The PCCAlert system allows students, parents, employees and members of the community to receive up-to-date text messages about violence, hazards and major disruptions on Pima campuses.


“The safety of everyone at PCC is a top priority for the college,” Chancellor Lee Lambert wrote in a statement sent to students and employees.


Signing up for PCCAlert is a quick two-step process requiring a cell phone. To register, text the word “alerts” to 79516. A confirmation message will be delivered. At any time, users can send the word “stop” to discontinue the alerts.


There is no limit to the number of phones that can be signed up to receive messages. The college does not charge for the service, though cell phone companies may charge a fee for delivering text messages.


“The PCCAlert system is one of many ways that the college can use to communicate during an emergency,” William Ward, vice chancellor for facilities, said in the same statement.


Previously, Pima sent emails to students and employees when an incident occurred, and posted notifications on the PCC website. College officials acknowledged that system was not the best way to notify students and employees of an immediate crisis, such as an active shooter on campus.


“Email actually takes a long time to get a message out to students,” David Bea, executive vice chancellor for administration and finance, said during an April 25 governing board meeting.


“The advantage of a text message is that you can immediately send a message out,” Bea said.


In addition to text message alerts,PCC has implemented other new security measures. They include:


  • Adding four new campus police officers, ten community service officers and two new dispatchers.
  • Installing panic buttons at high-risk locations on each campus. Activating the panic button sends a signal to PCC Department of Public Safety dispatchers, who are on duty 24 hours a day, seven days a week.
  • Installing in all classrooms new locks that can be locked from the inside by pushing a button.
  • Installing a new card-access system on high-risk doors.
  • Relocating or adding about 100 fire alarms/fire suppression devices to increase coverage on PCC’s six campuses.
  • Testing an emergency loudspeaker paging system at Northwest Campus, with a goal of installing the system at other PCC campuses by next year.

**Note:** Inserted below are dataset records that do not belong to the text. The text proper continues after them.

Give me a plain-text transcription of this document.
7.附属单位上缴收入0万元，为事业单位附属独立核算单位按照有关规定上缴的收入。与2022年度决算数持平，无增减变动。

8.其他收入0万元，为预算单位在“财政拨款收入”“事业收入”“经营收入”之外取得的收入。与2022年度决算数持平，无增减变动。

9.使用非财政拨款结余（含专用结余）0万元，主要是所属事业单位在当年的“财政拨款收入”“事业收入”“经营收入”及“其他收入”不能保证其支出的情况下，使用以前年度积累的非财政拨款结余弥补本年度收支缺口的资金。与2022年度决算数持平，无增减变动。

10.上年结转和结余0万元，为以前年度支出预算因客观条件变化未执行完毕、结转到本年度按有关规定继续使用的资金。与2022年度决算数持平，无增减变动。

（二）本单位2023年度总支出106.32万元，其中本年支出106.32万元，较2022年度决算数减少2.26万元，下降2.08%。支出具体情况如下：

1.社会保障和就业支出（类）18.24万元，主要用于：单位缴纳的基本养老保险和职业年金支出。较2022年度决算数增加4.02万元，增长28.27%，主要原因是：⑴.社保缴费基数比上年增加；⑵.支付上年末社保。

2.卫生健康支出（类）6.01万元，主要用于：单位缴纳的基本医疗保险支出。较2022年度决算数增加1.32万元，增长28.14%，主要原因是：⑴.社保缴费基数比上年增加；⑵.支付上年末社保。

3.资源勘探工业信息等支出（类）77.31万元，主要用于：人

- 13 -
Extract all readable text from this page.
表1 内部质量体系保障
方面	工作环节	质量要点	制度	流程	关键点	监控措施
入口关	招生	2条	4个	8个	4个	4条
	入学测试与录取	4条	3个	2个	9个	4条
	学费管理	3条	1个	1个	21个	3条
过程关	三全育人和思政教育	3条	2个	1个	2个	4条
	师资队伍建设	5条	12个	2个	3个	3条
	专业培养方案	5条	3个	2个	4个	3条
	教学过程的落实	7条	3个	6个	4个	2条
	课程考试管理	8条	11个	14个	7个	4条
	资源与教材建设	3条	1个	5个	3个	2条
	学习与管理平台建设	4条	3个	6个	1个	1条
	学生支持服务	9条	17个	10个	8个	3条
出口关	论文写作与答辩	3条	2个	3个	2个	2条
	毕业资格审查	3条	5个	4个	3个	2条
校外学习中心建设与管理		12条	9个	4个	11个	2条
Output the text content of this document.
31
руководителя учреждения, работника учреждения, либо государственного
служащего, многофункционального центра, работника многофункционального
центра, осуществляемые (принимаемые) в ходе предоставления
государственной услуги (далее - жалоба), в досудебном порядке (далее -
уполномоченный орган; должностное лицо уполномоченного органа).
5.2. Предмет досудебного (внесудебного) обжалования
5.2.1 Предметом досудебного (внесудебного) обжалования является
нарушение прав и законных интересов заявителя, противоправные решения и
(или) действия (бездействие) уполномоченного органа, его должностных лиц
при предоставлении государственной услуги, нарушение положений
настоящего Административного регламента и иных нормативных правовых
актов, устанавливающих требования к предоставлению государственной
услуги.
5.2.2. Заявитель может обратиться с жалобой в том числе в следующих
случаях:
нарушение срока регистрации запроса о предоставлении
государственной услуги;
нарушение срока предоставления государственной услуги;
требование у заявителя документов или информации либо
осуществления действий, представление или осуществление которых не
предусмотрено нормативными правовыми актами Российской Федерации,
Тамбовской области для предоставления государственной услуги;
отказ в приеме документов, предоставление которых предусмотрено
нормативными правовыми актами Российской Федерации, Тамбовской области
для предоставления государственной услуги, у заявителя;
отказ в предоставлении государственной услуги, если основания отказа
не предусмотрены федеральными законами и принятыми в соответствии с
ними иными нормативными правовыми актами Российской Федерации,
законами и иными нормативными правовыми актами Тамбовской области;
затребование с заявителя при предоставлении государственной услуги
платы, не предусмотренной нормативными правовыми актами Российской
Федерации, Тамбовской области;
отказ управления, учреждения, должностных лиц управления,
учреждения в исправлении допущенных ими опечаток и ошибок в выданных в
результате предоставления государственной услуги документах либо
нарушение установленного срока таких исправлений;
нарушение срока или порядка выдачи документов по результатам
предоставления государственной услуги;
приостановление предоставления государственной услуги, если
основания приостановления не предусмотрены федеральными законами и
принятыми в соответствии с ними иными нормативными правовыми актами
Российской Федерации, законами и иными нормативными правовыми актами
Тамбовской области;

The new security systems are part of the college’s response to a series of events in the community and around the country.


Numerous national incidents of gun violence, most notably the school shooting at Sandy Hook Elementary, led PCC faculty members to seek more control over the safety of their students and classrooms.


During the Spring 2013 semester, several assaults were reported at Downtown Campus, including a robbery and attempted sexual assault on Jan. 18. Less than a month after that incident, the college began exploring options for a text-alert system.


It cost approximately $2.7 million to establish the new security measures, according to the college. That total does not include salaries for the additional police department employees.